A gramática da vida é armazenada no genoma, que é todo o DNA de um organismo. Se o DNA não preservasse eficientemente a informação original teríamos câncer ou não seríamos a cópia mais ou menos fiel que somos de nossos antepassados. Nos cresceria um olho a mais na testa, uma bola a mais no saco ou um seio a mais no peito. Por outro lado, se o DNA fosse copiado perfeitamente todas as vezes, não haveria evolução e a base para a criação de espécies novas, mais adaptadas ao ambiente, desapareceria. Felizmente as células dispõem de mecanismos de reparo do DNA que possibilitam o meio termo entre esses dois extremos.
Pequenas alterações genéticas ocorrem freqüentemente em todos os organismos animais e vegetais, mas os mecanismos de reparo "consertam" a informação defeituosa e restituem o DNA à sua forma anterior. Os mecanismos de reparo, embora eficientes, não são perfeitos. Deixam às vezes passar alguma alteração no código genético. A chance disso acontecer aumenta com o tempo (por isso os mais velhos têm mais câncer) e intensidade da exposição a fatores mutagênicos (não se esqueçam do protetor solar), mas nem todas as mutações são fatais. Mudanças na seqüência do DNA podem ocorrer na maioria das células sem que sejam transmitidas aos descendentes quando o organismo se reproduz. Quando ocorrem nas células germinativas (óvulos ou espermatozóides) são transmitidas às gerações seguintes. Na natureza, sob a ação de pressões ambientais, mutações que ofereçam vantagem competitiva são selecionadas e se estabelecem ao longo do tempo. O resto da história todo o mundo conhece. Foi assim que o tamanduá ganhou a língua comprida, o tatu o casco duro e a anta… não sei bem o que a anta ganhou. Evolução não é mais do que a mudança do padrão genético de uma população.
Hordas bárbaras
Voltemos à comparação entre genética e gramática. O falar do povo, os experimentalismos, os estrangeirismos, o rádio e a TV produzem mutações aleatórias no padrão da língua. As pressões ambientais derivam de mudanças sociais, políticas e tecnológicas. Nesse contexto, os gramáticos são os mecanismos de reparo, as enzimas do DNA lingüístico. Protegem a língua dos ataques da mutação desenfreada e garantem a sua estabilidade. Sem eles, desfigurado por solecismos e barbarismos, o português viraria um caçanje. Mas, como as espécies, a língua precisa evoluir senão morre. Se os gramáticos cumprirem seu papel, apenas as mutações que se provarem resistentes ao tempo e eficientes no novo ambiente serão introduzidas na norma lingüística. O conservadorismo dos gramáticos é necessário para evitar a proliferação de estruturas deletérias, para que o tumor não entre em metástase.

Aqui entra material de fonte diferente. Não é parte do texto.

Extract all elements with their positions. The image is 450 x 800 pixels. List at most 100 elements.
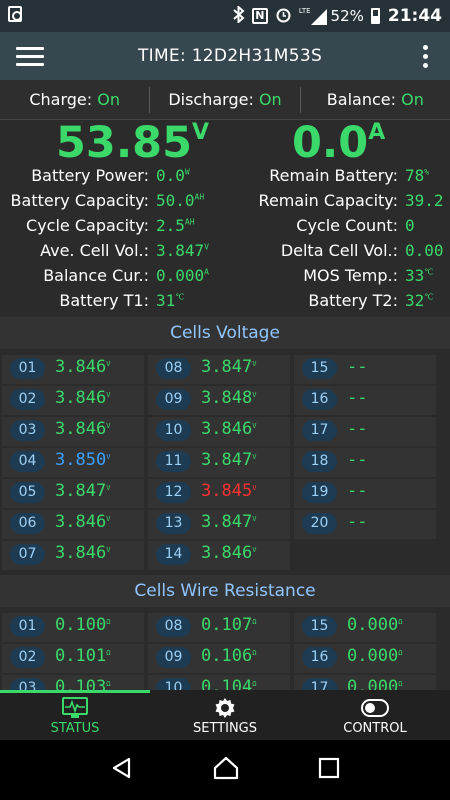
- cell-resistance-value: 0.100Ω: [55, 615, 111, 635]
- app-header: TIME: 12D2H31M53S: [0, 32, 450, 80]
- cell-resistance-cell: 16 0.000Ω: [292, 644, 436, 673]
- cell-voltage-cell: 07 3.846V: [0, 541, 144, 570]
- system-nav-bar: [0, 740, 450, 800]
- tab-control[interactable]: CONTROL: [300, 690, 450, 740]
- cell-voltage-value: 3.846V: [55, 543, 111, 563]
- cell-number-badge: 08: [156, 616, 191, 637]
- app-notification-icon: [8, 6, 22, 22]
- battery-percent: 52%: [330, 7, 364, 25]
- alarm-icon: [275, 6, 292, 27]
- cell-number-badge: 03: [10, 678, 45, 690]
- cell-number-badge: 14: [156, 544, 191, 565]
- left-info-label: Balance Cur.:: [43, 266, 149, 285]
- cell-resistance-cell: 10 0.104Ω: [146, 675, 290, 690]
- cell-number-badge: 16: [302, 647, 337, 668]
- cell-number-badge: 01: [10, 616, 45, 637]
- status-bar: N LTE 52% 21:44: [0, 0, 450, 32]
- more-options-icon[interactable]: [400, 32, 450, 80]
- cell-voltage-value: 3.846V: [55, 512, 111, 532]
- cell-voltage-cell: 11 3.847V: [146, 448, 290, 477]
- cell-number-badge: 07: [10, 544, 45, 565]
- cell-resistance-cell: 09 0.106Ω: [146, 644, 290, 673]
- cells-voltage-title: Cells Voltage: [0, 317, 450, 349]
- discharge-switch[interactable]: Discharge: On: [150, 90, 299, 109]
- right-info-value: 0: [405, 216, 415, 235]
- cell-number-badge: 01: [10, 358, 45, 379]
- clock: 21:44: [387, 6, 442, 26]
- cell-number-badge: 09: [156, 647, 191, 668]
- home-icon[interactable]: [213, 756, 239, 784]
- cell-voltage-cell: 02 3.846V: [0, 386, 144, 415]
- nfc-icon: N: [251, 8, 268, 24]
- right-info-label: Remain Capacity:: [258, 191, 398, 210]
- charge-switch[interactable]: Charge: On: [0, 90, 149, 109]
- monitor-pulse-icon: [62, 695, 88, 721]
- cell-number-badge: 18: [302, 451, 337, 472]
- switch-status-row: Charge: On Discharge: On Balance: On: [0, 80, 450, 120]
- right-info-value: 39.2: [405, 191, 444, 210]
- cell-resistance-value: 0.000Ω: [347, 646, 403, 666]
- cell-voltage-cell: 16 --: [292, 386, 436, 415]
- cell-voltage-cell: 17 --: [292, 417, 436, 446]
- cell-number-badge: 02: [10, 647, 45, 668]
- tab-settings[interactable]: SETTINGS: [150, 690, 300, 740]
- right-info-label: Cycle Count:: [296, 216, 398, 235]
- right-info-label: Remain Battery:: [269, 166, 398, 185]
- cell-voltage-cell: 15 --: [292, 355, 436, 384]
- cell-voltage-cell: 20 --: [292, 510, 436, 539]
- left-info-label: Battery Capacity:: [10, 191, 149, 210]
- cell-voltage-value: 3.846V: [201, 419, 257, 439]
- toggle-icon: [361, 695, 389, 721]
- cell-voltage-cell: 05 3.847V: [0, 479, 144, 508]
- right-info-value: 32℃: [405, 291, 434, 310]
- back-icon[interactable]: [110, 756, 134, 784]
- cell-voltage-cell: 12 3.845V: [146, 479, 290, 508]
- left-info-value: 31℃: [156, 291, 185, 310]
- right-info-label: Delta Cell Vol.:: [280, 241, 398, 260]
- cell-voltage-value: --: [347, 512, 368, 532]
- recents-icon[interactable]: [318, 757, 340, 783]
- cell-voltage-value: --: [347, 481, 368, 501]
- cell-voltage-value: --: [347, 450, 368, 470]
- cell-number-badge: 13: [156, 513, 191, 534]
- cell-voltage-value: 3.846V: [201, 543, 257, 563]
- cell-voltage-value: 3.848V: [201, 388, 257, 408]
- cell-number-badge: 09: [156, 389, 191, 410]
- left-info-value: 0.0W: [156, 166, 190, 185]
- cell-number-badge: 12: [156, 482, 191, 503]
- cell-voltage-value: --: [347, 419, 368, 439]
- cell-number-badge: 11: [156, 451, 191, 472]
- balance-switch[interactable]: Balance: On: [301, 90, 450, 109]
- tab-status[interactable]: STATUS: [0, 690, 150, 740]
- left-info-value: 0.000A: [156, 266, 209, 285]
- gear-icon: [213, 695, 237, 721]
- cell-number-badge: 17: [302, 420, 337, 441]
- page-title: TIME: 12D2H31M53S: [137, 46, 323, 66]
- cell-voltage-cell: 01 3.846V: [0, 355, 144, 384]
- cell-voltage-value: 3.845V: [201, 481, 257, 501]
- cell-number-badge: 15: [302, 358, 337, 379]
- cell-number-badge: 15: [302, 616, 337, 637]
- left-info-label: Battery T1:: [59, 291, 149, 310]
- right-info-label: MOS Temp.:: [303, 266, 398, 285]
- cell-resistance-value: 0.104Ω: [201, 677, 257, 690]
- cell-number-badge: 17: [302, 678, 337, 690]
- cell-voltage-value: 3.846V: [55, 419, 111, 439]
- cell-resistance-value: 0.000Ω: [347, 677, 403, 690]
- cell-voltage-value: --: [347, 357, 368, 377]
- cell-voltage-cell: 08 3.847V: [146, 355, 290, 384]
- cell-voltage-cell: 14 3.846V: [146, 541, 290, 570]
- cell-resistance-cell: 03 0.103Ω: [0, 675, 144, 690]
- cell-resistance-value: 0.000Ω: [347, 615, 403, 635]
- cell-voltage-cell: 10 3.846V: [146, 417, 290, 446]
- right-info-value: 78%: [405, 166, 430, 185]
- cell-resistance-cell: 08 0.107Ω: [146, 613, 290, 642]
- left-info-label: Ave. Cell Vol.:: [40, 241, 149, 260]
- total-current: 0.0A: [292, 118, 386, 168]
- cell-resistance-value: 0.103Ω: [55, 677, 111, 690]
- right-info-value: 33℃: [405, 266, 434, 285]
- cell-resistance-value: 0.107Ω: [201, 615, 257, 635]
- cell-voltage-value: 3.847V: [201, 357, 257, 377]
- menu-icon[interactable]: [0, 32, 60, 80]
- cell-voltage-value: 3.850V: [55, 450, 111, 470]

O português do Brasil está sujeito a ataques desmesurados de fatores mutagênicos. A imprensa, que deveria representar um fator de estabilidade, apressa-se a assimilar o coloquial e o estrangeiro ? quando não a ignorância ? em nome de uma suposta modernidade. Jornalistas mal preparados, enxacocos, em cujo ouvido inculto uma mesóclise equivale a um palavrão, são os novos referenciais, já que ninguém lê livros. Nesse quadro, minha preferência é por gramáticos conservadores, como o falecido Napoleão Mendes de Almeida, injustamente chamado de "o nazista da gramática". Não me sinto suficientemente protegido das hordas bárbaras pelos novos gramáticos de baixo teor de radicalismo normativo. Gente simpática, mas que condescende demais com o coloquial. Prefiro o Napoleão, ainda que ele me corrigisse a frase anterior, já que nela um dos termos ? o "mas" ou o "que" ? não tem função sintática. Gramático tem de ser radical.